As the national debate around the Green New Deal continues — with no end, or meaningful legislation, in sight — states have been quietly forging ahead on climate. A wave of state legislatures across the country are considering or passing bills to require 100% clean electricity by 2050, an ambitious target for deep decarbonization of the energy system.
We have been prominent advocates of these Clean Energy Standards in recent years. Clean Energy Standards are among the simplest and most effective measures for states to decarbonize their power sectors. They create a single, technology-neutral, climate-focused mandate that builds on existing Renewable Portfolio Standards, which have successfully fostered renewable deployment across the country. But crucially, Clean Energy Standards also include technologies like nuclear and carbon capture. Current research shows that a mix of low-carbon generating sources will enable power sector decarbonization at a lower cost, compared with only intermittent renewables.
Our report on Clean Energy Standards, published with Third Way last June, established that building on state Renewable Portfolio Standards with Clean Energy Standards would substantially expand state commitments to clean electricity. It was followed by op-eds in the New York Times and the Los Angeles Times.

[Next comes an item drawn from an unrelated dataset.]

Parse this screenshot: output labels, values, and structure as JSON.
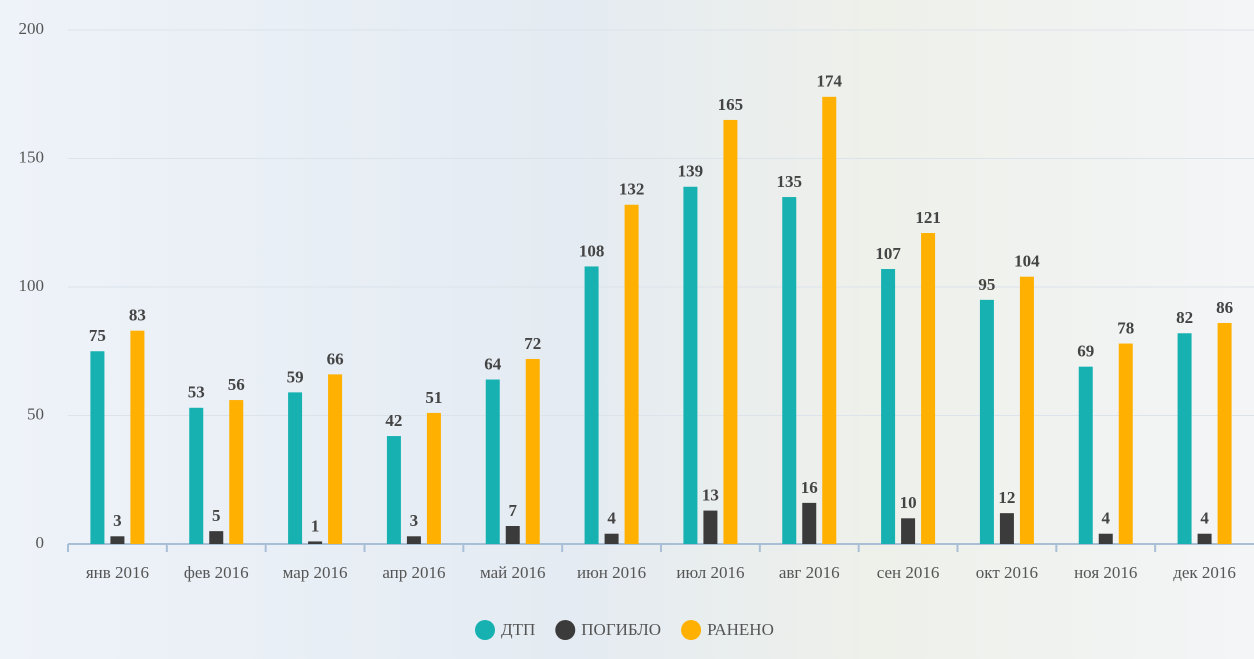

Since then, at least nine states have begun the shift to Clean Energy Standards. California’s SB 100 in 2018 and New Mexico’s Energy Transition Act earlier this year mandated 100% clean energy by 2045. Massachusetts passed a Clean Energy Standard in addition to their renewables mandate last year. Legislatures in Minnesota, Washington, Maryland, Nevada, and Illinois are currently considering similar measures. New Jersey and New York have seen gubernatorial executive orders mandating 100% clean energy, and Wisconsin lawmakers included the target in a recent budget.

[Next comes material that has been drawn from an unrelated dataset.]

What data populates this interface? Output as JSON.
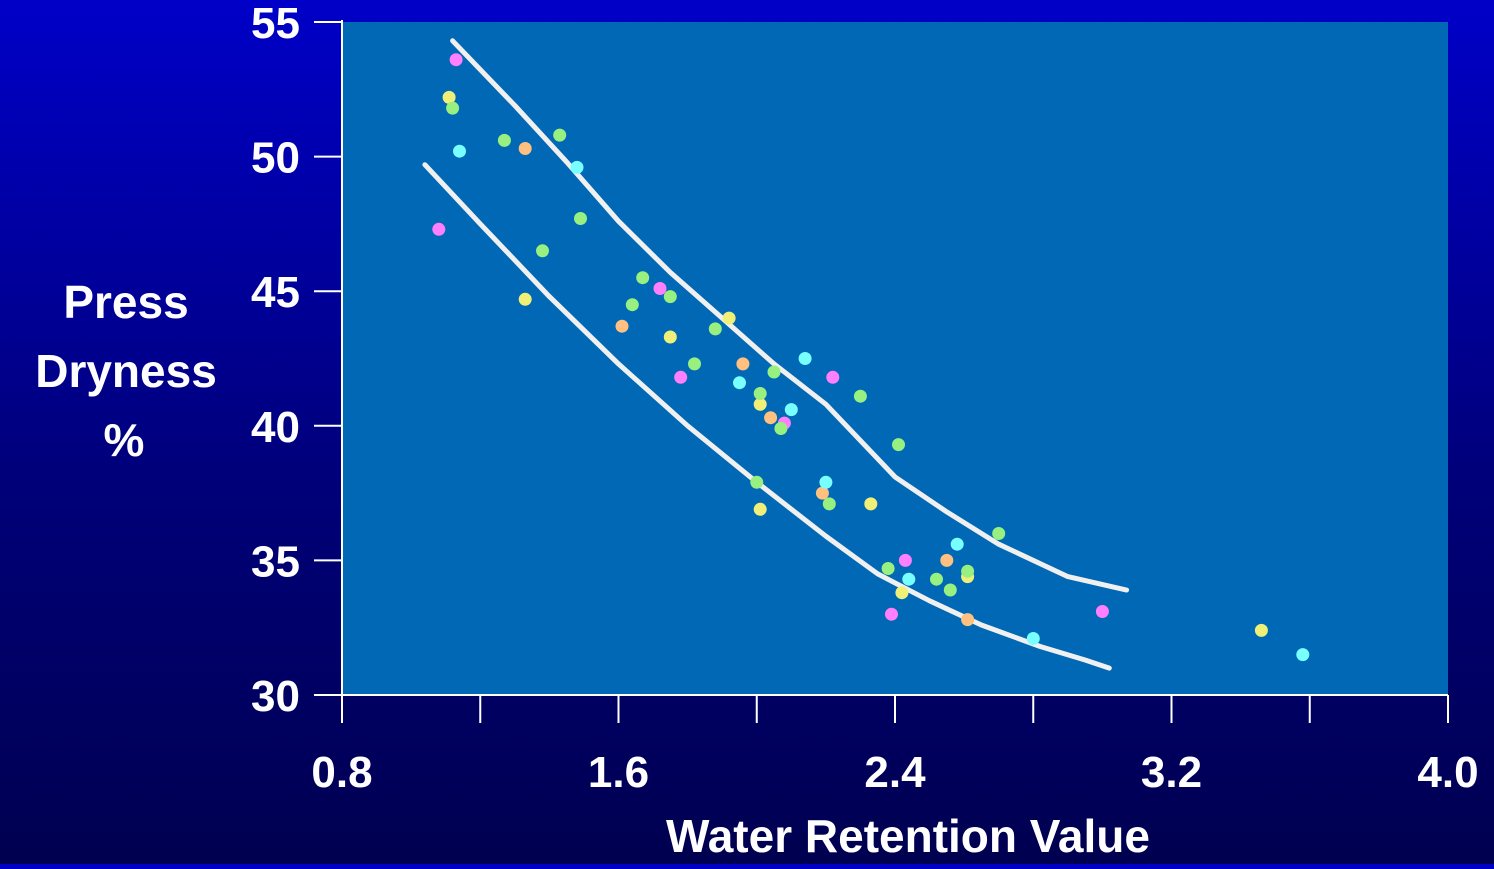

As we demonstrated in the report, adding nuclear to existing Renewable Portfolio Standards can as much as double the clean energy mandate share (see figure below), making 100% clean electricity much more feasible in many states. This isn’t just an accounting trick: many nuclear plants are under threat of closure due mainly to competition from cheap natural gas, so credits created by Clean Energy Standards can help keep these zero-carbon workhorses online.
Where next? First, Congress should consider passing a national Clean Energy Standard. Sen. Tina Smith (D-MN) and Rep. Ben Ray Luján (D-MN) announced last week that they are preparing to introduce such a bill in their respective chambers. A federal CES is an idea that has been around for a decade, and it would amount to the most ambitious climate law ever passed by Congress. Since it would include support for nuclear and fossil fuels with CCS, it could get bipartisan support, too.
Power sector decarbonization is fairly well-understood. A mix of resources promises the cheapest, fastest, and likeliest path to zero, so state policies should be kept open to multiple technologies to ensure flexibility. However, the power sector accounts for less than a third of US emissions. The leading idea for dealing with other sectors is to “electrify everything,” and luckily, a Clean Energy Standard would help ensure that electrification leads to decarbonization.
But far-reaching technology policy will still be needed to decarbonize sectors like transportation, buildings, and industry — the other main sources of carbon emissions, for which decarbonization is more difficult. Most technology policy is administered on the federal level. For this reason, rather than dismissing recent Republican calls for innovation policy to address climate change, proponents of the Green New Deal should embrace them as a necessary, if not sufficient, step to promote clean technologies that will both likely be needed to fully decarbonize the power sector and to achieve significant decarbonization beyond the power sector.
States can continue to build on the successes of RPS and CES by creating mandates for clean vehicles, homes, and industry — and ratcheting up their targets for their power sector mandates. Just as federal support for solar, wind, and nuclear has combined with state mandates to decarbonize electricity, federal technology policy can combine with state mandates to accelerate decarbonization more broadly.
Ultimately, neither mandates nor innovation policy can succeed alone. Mandates only work if the technology is “close enough” to being cost-competitive that the mandate can effectively operate on the margin. There have been a few examples of failures in climate mandates, like the ethanol subsidies in the federal Renewable Fuel Standard. That is why mandates and subsidies must go hand-in-hand with aggressive technology policy to make clean energy cheap.
As with a federal Clean Energy Standard, comprehensive federal mandates to accelerate the shift toward other low carbon technologies would be ideal. But as states around the nation are demonstrating, it may be possible to drive deep decarbonization of the US economy through a patchwork of federal innovation policy and state deployment mandates. Indeed, this patchwork might prove more resilient to political headwinds, as it can bring climate policy down from the symbolic national discourse and into the practical “laboratories of democracy” of the states.